Soma bisa menegaskan itu karena dia sudah mencapai puncak pedang.

 

Yah, di tempat pertama, ada sesuatu tentang kompatibilitas dalam hal pertempuran.

Soma tidak bisa mengatakan ini karena dia tidak tahu standar dari Seven Heavens, tapi setidaknya dia tidak berpikir bahwa Camilla lebih rendah daripada dia akan dikalahkan seketika oleh the Seven Heavens atau Demon Heavenly Generals.

 

Yah, mungkin ada beberapa bias karena dia adalah Sensei-nya, tapi dia tidak akan menyangkalnya.

 

Namun demikian, ia menerima kata-kata Camilla hanya sebagai pujian.

Mungkin, hati Camilla telah hancur ketika dia menyadari kesenjangan bakat.
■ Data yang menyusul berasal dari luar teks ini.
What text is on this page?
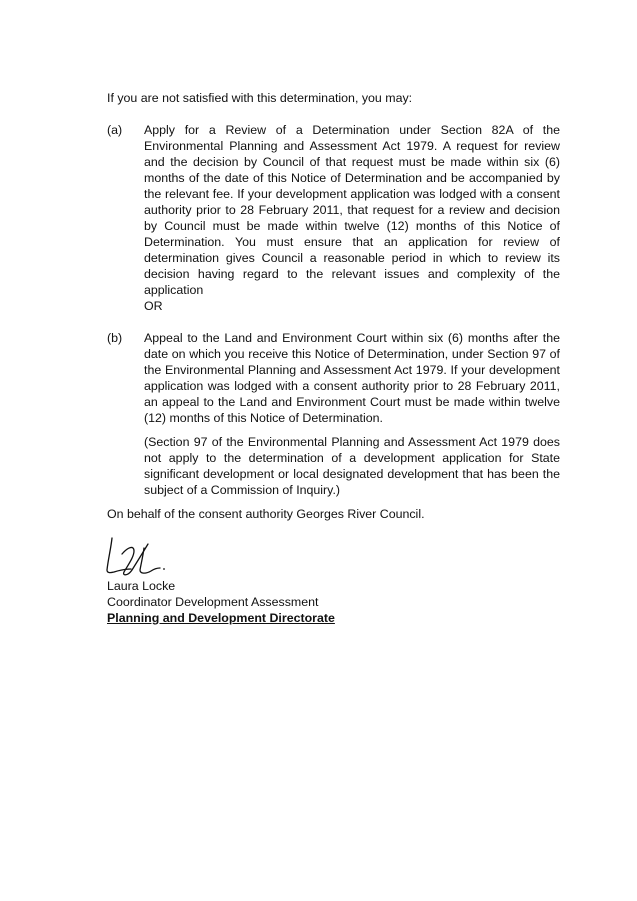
If you are not satisfied with this determination, you may:

(a) Apply for a Review of a Determination under Section 82A of the Environmental Planning and Assessment Act 1979. A request for review and the decision by Council of that request must be made within six (6) months of the date of this Notice of Determination and be accompanied by the relevant fee. If your development application was lodged with a consent authority prior to 28 February 2011, that request for a review and decision by Council must be made within twelve (12) months of this Notice of Determination. You must ensure that an application for review of determination gives Council a reasonable period in which to review its decision having regard to the relevant issues and complexity of the application

OR
(b) Appeal to the Land and Environment Court within six (6) months after the date on which you receive this Notice of Determination, under Section 97 of the Environmental Planning and Assessment Act 1979. If your development application was lodged with a consent authority prior to 28 February 2011, an appeal to the Land and Environment Court must be made within twelve (12) months of this Notice of Determination.

(Section 97 of the Environmental Planning and Assessment Act 1979 does not apply to the determination of a development application for State significant development or local designated development that has been the subject of a Commission of Inquiry.)

On behalf of the consent authority Georges River Council.

Laura Locke
Coordinator Development Assessment
Planning and Development Directorate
Dia mungkin tidak punya perasaan lain, bahkan satu fragmen, untuk mengatasi situasinya, tapi …

 

“Hmmm … para Demon Heavenly Generals … kita bisa melakukannya jika kita akan habis-habisan, kan?” (Soma)

 

“Oioi, aku merasa itu mungkin untukmu, tapi … bukankah sulit untuk menyelamatkan Lina dan Aina dalam kasus itu? Aku tidak yakin apakah aku ingin melawan mereka, tetapi itu terlalu banyak, kau tahu? ”(Camilla)

 

Tidak ada hal semacam itu, tapi … yah, apapun situasinya, ada kebutuhan untuk memikirkan kembali apakah itu dibenarkan untuk bergantung pada orang lain.

 

Akan lebih baik jika Camilla mendapatkan kembali kepercayaan diri dengan melawan Demon Heavenly Generals, tetapi tidak akan memaafkan untuk melakukan itu ketika mempertimbangkan situasi yang melibatkan Aina dan Lina.
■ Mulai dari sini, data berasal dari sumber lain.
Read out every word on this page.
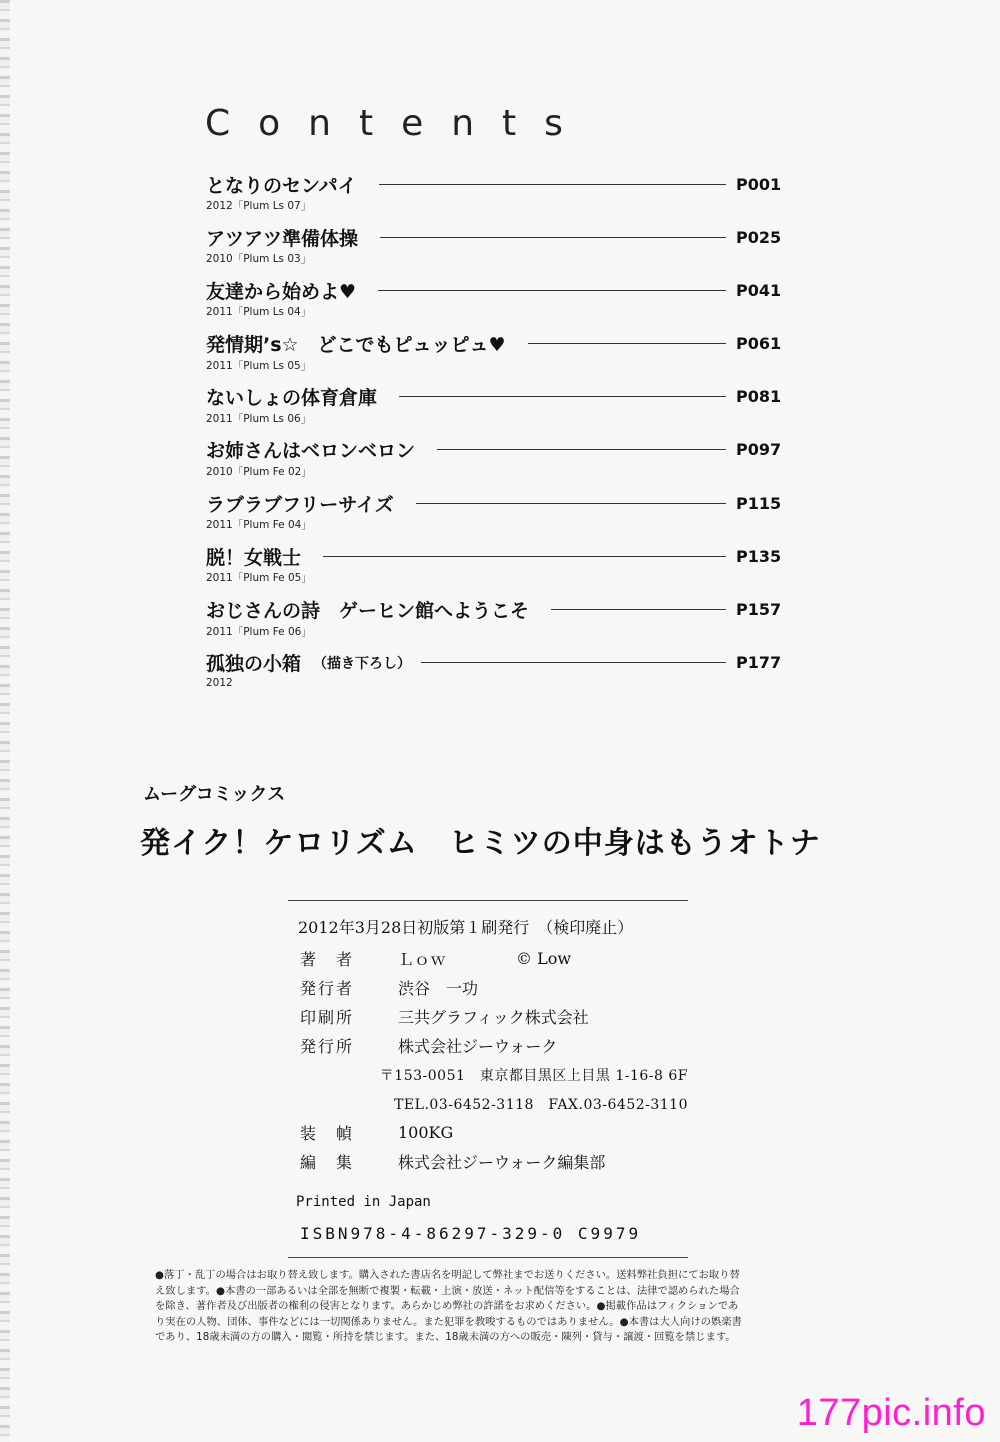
Contents
となりのセンパイ	P001
2012「Plum Ls 07」
アツアツ準備体操	P025
2010「Plum Ls 03」
友達から始めよ♥	P041
2011「Plum Ls 04」
発情期’s☆　どこでもピュッピュ♥	P061
2011「Plum Ls 05」
ないしょの体育倉庫	P081
2011「Plum Ls 06」
お姉さんはベロンベロン	P097
2010「Plum Fe 02」
ラブラブフリーサイズ	P115
2011「Plum Fe 04」
脱！女戦士	P135
2011「Plum Fe 05」
おじさんの詩　ゲーヒン館へようこそ	P157
2011「Plum Fe 06」
孤独の小箱 （描き下ろし）	P177
2012
ムーグコミックス
発イク！ケロリズム　ヒミツの中身はもうオトナ
2012年3月28日初版第１刷発行　（検印廃止）
著　者	Ｌｏｗ	© Low
発行者	渋谷　一功
印刷所	三共グラフィック株式会社
発行所	株式会社ジーウォーク
〒153-0051　東京都目黒区上目黒 1-16-8 6F
TEL.03-6452-3118　FAX.03-6452-3110
装　幀	100KG
編　集	株式会社ジーウォーク編集部
Printed in Japan
ISBN978-4-86297-329-0 C9979
●落丁・乱丁の場合はお取り替え致します。購入された書店名を明記して弊社までお送りください。送料弊社負担にてお取り替
え致します。●本書の一部あるいは全部を無断で複製・転載・上演・放送・ネット配信等をすることは、法律で認められた場合
を除き、著作者及び出版者の権利の侵害となります。あらかじめ弊社の許諾をお求めください。●掲載作品はフィクションであ
り実在の人物、団体、事件などには一切関係ありません。また犯罪を教唆するものではありません。●本書は大人向けの娯楽書
であり、18歳未満の方の購入・閲覧・所持を禁じます。また、18歳未満の方への販売・陳列・貸与・譲渡・回覧を禁じます。
177pic.info
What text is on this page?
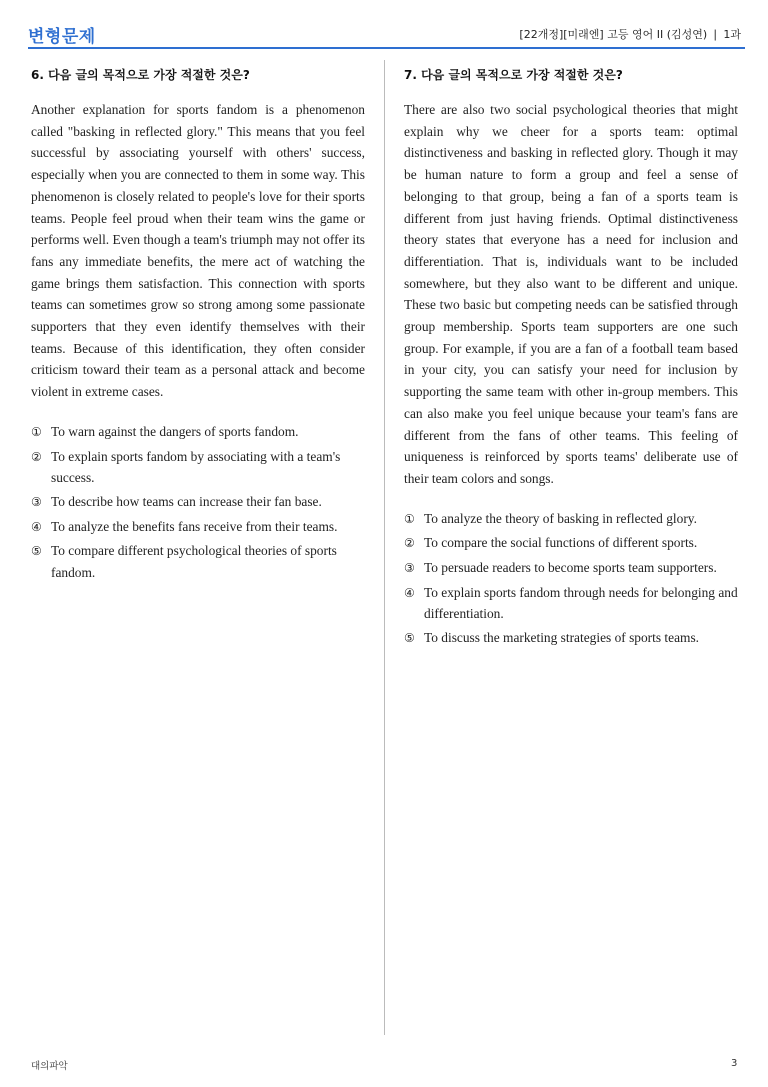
변형문제	[22개정][미래엔] 고등 영어 II (김성연) ❘ 1과
6. 다음 글의 목적으로 가장 적절한 것은?

Another explanation for sports fandom is a phenomenon called "basking in reflected glory." This means that you feel successful by associating yourself with others' success, especially when you are connected to them in some way. This phenomenon is closely related to people's love for their sports teams. People feel proud when their team wins the game or performs well. Even though a team's triumph may not offer its fans any immediate benefits, the mere act of watching the game brings them satisfaction. This connection with sports teams can sometimes grow so strong among some passionate supporters that they even identify themselves with their teams. Because of this identification, they often consider criticism toward their team as a personal attack and become violent in extreme cases.

① To warn against the dangers of sports fandom.
② To explain sports fandom by associating with a team's success.
③ To describe how teams can increase their fan base.
④ To analyze the benefits fans receive from their teams.
⑤ To compare different psychological theories of sports fandom.
7. 다음 글의 목적으로 가장 적절한 것은?

There are also two social psychological theories that might explain why we cheer for a sports team: optimal distinctiveness and basking in reflected glory. Though it may be human nature to form a group and feel a sense of belonging to that group, being a fan of a sports team is different from just having friends. Optimal distinctiveness theory states that everyone has a need for inclusion and differentiation. That is, individuals want to be included somewhere, but they also want to be different and unique. These two basic but competing needs can be satisfied through group membership. Sports team supporters are one such group. For example, if you are a fan of a football team based in your city, you can satisfy your need for inclusion by supporting the same team with other in-group members. This can also make you feel unique because your team's fans are different from the fans of other teams. This feeling of uniqueness is reinforced by sports teams' deliberate use of their team colors and songs.

① To analyze the theory of basking in reflected glory.
② To compare the social functions of different sports.
③ To persuade readers to become sports team supporters.
④ To explain sports fandom through needs for belonging and differentiation.
⑤ To discuss the marketing strategies of sports teams.
대의파악	3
Soma memikirkannya karena dia mengenalnya secara rutin, tapi … yah, kesempatan seperti itu akan datang lagi nanti.

Bagaimanapun, apa yang dia pikirkan sekarang adalah menyelamatkan Aina dan Lina.

Saat Soma menata ulang pikirannya, dia terus berbicara sambil sesekali mengalahkan monster, dan mereka maju ke kedalaman hutan.
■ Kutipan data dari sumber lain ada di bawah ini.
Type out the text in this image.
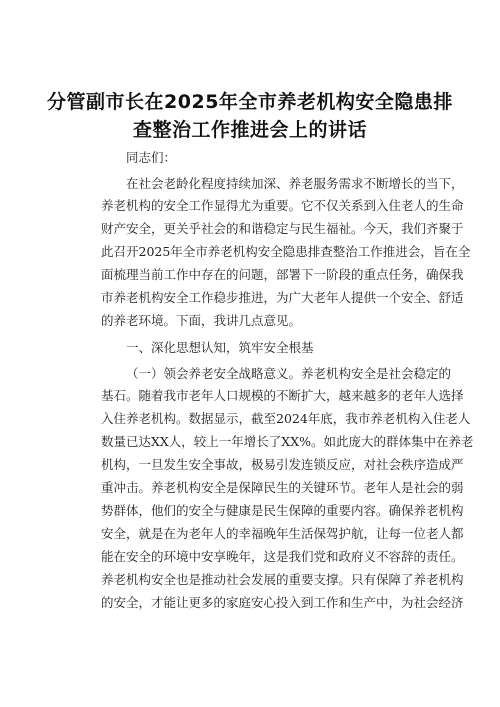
分管副市长在2025年全市养老机构安全隐患排
查整治工作推进会上的讲话
同志们：
在社会老龄化程度持续加深、养老服务需求不断增长的当下，
养老机构的安全工作显得尤为重要。它不仅关系到入住老人的生命
财产安全，更关乎社会的和谐稳定与民生福祉。今天，我们齐聚于
此召开2025年全市养老机构安全隐患排查整治工作推进会，旨在全
面梳理当前工作中存在的问题，部署下一阶段的重点任务，确保我
市养老机构安全工作稳步推进，为广大老年人提供一个安全、舒适
的养老环境。下面，我讲几点意见。
一、深化思想认知，筑牢安全根基
（一）领会养老安全战略意义。养老机构安全是社会稳定的
基石。随着我市老年人口规模的不断扩大，越来越多的老年人选择
入住养老机构。数据显示，截至2024年底，我市养老机构入住老人
数量已达XX人，较上一年增长了XX%。如此庞大的群体集中在养老
机构，一旦发生安全事故，极易引发连锁反应，对社会秩序造成严
重冲击。养老机构安全是保障民生的关键环节。老年人是社会的弱
势群体，他们的安全与健康是民生保障的重要内容。确保养老机构
安全，就是在为老年人的幸福晚年生活保驾护航，让每一位老人都
能在安全的环境中安享晚年，这是我们党和政府义不容辞的责任。
养老机构安全也是推动社会发展的重要支撑。只有保障了养老机构
的安全，才能让更多的家庭安心投入到工作和生产中，为社会经济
tags: baca novel Ex Strongest Swordsman Longs For Magic In Different World Chapter 30 Bahasa Indonesia, web novel Ex Strongest Swordsman Longs For Magic In Different World Chapter 30 Bahasa Indonesia, light novel Ex Strongest Swordsman Longs For Magic In Different World Chapter 30 Bahasa Indonesia, novel Ex Strongest Swordsman Longs For Magic In Different World Chapter 30 Bahasa Indonesia, baca Ex Strongest Swordsman Longs For Magic In Different World Chapter 30 Bahasa Indonesia , Ex Strongest Swordsman Longs For Magic In Different World Chapter 30 Bahasa Indonesia manga, Ex Strongest Swordsman Longs For Magic In Different World Chapter 30 Bahasa Indonesia online, Ex Strongest Swordsman Longs For Magic In Different World Chapter 30 Bahasa Indonesia bab, Ex Strongest Swordsman Longs For Magic In Different World Chapter 30 Bahasa Indonesia chapter, Ex Strongest Swordsman Longs For Magic In Different World Chapter 30 Bahasa Indonesia high quality, Ex Strongest Swordsman Longs For Magic In Different World Chapter 30 Bahasa Indonesia manga scan, ,
Table of Content

Tinggalkan Komentar untuk Dukung Kami!